Ironically, the maintenance spanking isn’t terribly useful in keeping me focused on specific rules. Based on our experience, I tend to “forget” a rule several weeks after being spanked for the last time I forgot it. It’s odd since I am aware this happens, I still can’t seem to avoid forgetting.
Perhaps the maintenance spankings will extend the time between infractions. I don’t think so. Their purpose is to keep us both focused. It seems to be necessary for us.
new spanking experiments
Mrs. Lion mentioned that she may restart her spanking “experiments”. Since she found more paddles, she mentioned that she might want to see if she can work out how to reliably make me feel the results of a spanking for at least two days after I get it.
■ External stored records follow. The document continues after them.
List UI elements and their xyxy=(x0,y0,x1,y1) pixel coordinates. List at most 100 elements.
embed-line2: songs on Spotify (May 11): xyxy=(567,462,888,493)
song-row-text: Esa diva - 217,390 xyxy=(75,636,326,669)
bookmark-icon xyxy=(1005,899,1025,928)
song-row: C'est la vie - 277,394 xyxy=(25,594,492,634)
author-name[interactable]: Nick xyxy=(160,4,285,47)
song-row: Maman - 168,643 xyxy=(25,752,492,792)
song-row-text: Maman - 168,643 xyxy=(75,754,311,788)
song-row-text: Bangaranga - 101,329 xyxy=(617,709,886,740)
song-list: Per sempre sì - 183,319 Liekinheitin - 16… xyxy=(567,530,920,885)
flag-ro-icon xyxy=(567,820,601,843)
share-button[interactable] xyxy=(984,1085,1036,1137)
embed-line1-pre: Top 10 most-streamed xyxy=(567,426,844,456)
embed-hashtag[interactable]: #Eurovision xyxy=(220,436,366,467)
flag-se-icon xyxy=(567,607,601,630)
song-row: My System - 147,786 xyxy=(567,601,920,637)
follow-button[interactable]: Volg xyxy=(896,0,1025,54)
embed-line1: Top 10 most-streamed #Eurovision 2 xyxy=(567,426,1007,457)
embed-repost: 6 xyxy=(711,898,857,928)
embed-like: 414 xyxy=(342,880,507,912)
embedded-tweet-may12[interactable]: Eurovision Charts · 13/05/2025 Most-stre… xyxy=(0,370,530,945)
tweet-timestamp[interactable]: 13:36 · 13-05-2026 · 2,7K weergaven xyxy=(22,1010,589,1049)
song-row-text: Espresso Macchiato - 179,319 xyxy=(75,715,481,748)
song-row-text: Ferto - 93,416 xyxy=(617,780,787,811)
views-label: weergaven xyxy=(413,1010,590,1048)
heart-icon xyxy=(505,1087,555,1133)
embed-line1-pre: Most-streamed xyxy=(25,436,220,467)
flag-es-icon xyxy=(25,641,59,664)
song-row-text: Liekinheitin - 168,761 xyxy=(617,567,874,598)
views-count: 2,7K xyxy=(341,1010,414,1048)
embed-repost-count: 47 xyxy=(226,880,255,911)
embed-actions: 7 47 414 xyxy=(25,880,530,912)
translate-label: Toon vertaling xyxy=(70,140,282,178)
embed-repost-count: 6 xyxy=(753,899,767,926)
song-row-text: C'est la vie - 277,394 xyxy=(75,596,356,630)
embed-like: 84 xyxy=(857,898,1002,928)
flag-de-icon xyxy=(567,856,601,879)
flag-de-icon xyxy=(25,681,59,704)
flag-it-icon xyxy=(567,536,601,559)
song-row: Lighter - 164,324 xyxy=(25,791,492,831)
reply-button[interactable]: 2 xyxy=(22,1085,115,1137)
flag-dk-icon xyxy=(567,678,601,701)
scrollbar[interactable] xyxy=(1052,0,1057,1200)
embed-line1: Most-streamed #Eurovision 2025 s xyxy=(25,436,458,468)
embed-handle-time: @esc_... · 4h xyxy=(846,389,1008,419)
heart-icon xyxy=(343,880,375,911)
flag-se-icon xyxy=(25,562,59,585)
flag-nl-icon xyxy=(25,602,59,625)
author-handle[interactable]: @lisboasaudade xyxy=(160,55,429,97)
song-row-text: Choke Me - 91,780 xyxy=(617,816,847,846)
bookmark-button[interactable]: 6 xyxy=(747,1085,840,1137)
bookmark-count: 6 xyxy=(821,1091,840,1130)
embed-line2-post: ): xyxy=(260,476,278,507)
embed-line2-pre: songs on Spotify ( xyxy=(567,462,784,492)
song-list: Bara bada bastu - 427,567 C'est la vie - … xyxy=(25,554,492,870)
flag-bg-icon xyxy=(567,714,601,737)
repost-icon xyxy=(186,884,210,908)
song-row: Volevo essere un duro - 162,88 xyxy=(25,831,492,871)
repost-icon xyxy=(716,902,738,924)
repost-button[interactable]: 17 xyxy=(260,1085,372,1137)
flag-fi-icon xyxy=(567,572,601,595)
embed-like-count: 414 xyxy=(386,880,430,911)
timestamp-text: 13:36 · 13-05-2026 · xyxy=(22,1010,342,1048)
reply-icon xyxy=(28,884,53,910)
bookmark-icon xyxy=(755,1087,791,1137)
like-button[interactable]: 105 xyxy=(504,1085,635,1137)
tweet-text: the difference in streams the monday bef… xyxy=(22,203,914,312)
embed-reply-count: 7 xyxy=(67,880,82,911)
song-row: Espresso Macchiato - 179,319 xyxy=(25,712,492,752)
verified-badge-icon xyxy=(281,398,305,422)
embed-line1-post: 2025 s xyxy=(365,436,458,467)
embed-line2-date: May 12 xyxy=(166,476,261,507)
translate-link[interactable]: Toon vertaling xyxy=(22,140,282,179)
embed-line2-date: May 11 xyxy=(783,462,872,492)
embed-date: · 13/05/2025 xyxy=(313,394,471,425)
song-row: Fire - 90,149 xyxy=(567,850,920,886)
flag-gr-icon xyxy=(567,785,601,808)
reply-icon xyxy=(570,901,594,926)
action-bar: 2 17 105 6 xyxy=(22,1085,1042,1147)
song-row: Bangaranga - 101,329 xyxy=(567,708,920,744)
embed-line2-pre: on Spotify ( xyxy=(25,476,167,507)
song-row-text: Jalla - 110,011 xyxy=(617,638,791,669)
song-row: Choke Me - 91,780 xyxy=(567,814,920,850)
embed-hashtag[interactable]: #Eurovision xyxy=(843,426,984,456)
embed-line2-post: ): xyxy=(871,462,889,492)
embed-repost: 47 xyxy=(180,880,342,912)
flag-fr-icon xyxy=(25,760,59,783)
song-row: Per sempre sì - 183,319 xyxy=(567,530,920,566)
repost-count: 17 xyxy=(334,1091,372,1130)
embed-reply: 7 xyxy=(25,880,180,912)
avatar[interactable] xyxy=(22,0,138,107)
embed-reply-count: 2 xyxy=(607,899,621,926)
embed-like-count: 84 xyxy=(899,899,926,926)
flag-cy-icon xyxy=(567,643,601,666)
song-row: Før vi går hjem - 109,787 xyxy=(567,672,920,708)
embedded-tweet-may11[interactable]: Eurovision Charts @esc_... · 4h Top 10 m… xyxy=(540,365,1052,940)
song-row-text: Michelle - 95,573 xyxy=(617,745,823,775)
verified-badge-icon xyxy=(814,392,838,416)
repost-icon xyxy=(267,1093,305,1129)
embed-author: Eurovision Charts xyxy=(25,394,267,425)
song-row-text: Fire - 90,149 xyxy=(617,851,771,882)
There is only one way to do this: experiment. If she decides to resume, maintenance spankings won’t be necessary. Last time she experimented it lasted for a few weeks. She did manage to make one or two of her experiments hurt for more than two days. Unfortunately, she didn’t make note of what she did to produce that result.
Since I seem to be staying out of trouble, scheduled experiments are the only way she can refine her technique and discover the tools that produce the results she wants.
Last night I brought out the Box O’Fun and asked Lion if he wanted to play. He said he did and chose ball bondage. Then he asked if we could put it off a day. I agreed. It may seem odd that I agree to delay things. I do this because I don’t think it makes any sense to play with Lion when he doesn’t want to play. Punishment should go on, but play is voluntary.
What I found odd is Lion wanting to delay ball bondage. He likes being tied up. I wonder if he would have wanted to play if he chose something different. You’ll remember he wanted to pick again when he chose a coconut oil hand job the other day. Does he have his mind set on one thing and, when he doesn’t choose it, he doesn’t want to continue? Am I giving him too much of a say in it? Or should I flat out ask him what he’d rather do?
The purpose of the Box O’Fun is to avoid inertia. It would be too easy for us to say, “I don’t care. What do you want to do?” to each other and be stuck doing nothing. I bring out the box and ask if he wants to choose so he can decide if he’s up for playing. To me, this is reasonable. I can decide I don’t want to play by not bringing out the box. Until we started using the box, Lion had no way of telling me he wasn’t in the mood. However, what if he has his heart set on just having a blow job? No ball swats or clothespins. Just a blow job. The box does not offer that option. What if he chose Icy Hot but what he really wants is ball bondage? Should he be able to put off the Icy Hot and ask for ball bondage instead? Eventually he’d have to have the Icy Hot because he chose it, but does that mean he shouldn’t get any action at all?
As it is right now, if Lion doesn’t choose from the Box O’Fun or if he asks to put off the activity, nothing else happens. I guess I’ve been assuming if he isn’t in the mood for whatever he chose, it means he’s not in the mood for anything. Couldn’t he say, “I don’t want to choose, but can we snuggle?” I think so. And I’m leaning toward allowing him to suggest an alternative choice. We’d still be avoiding inertia and isn’t that the point?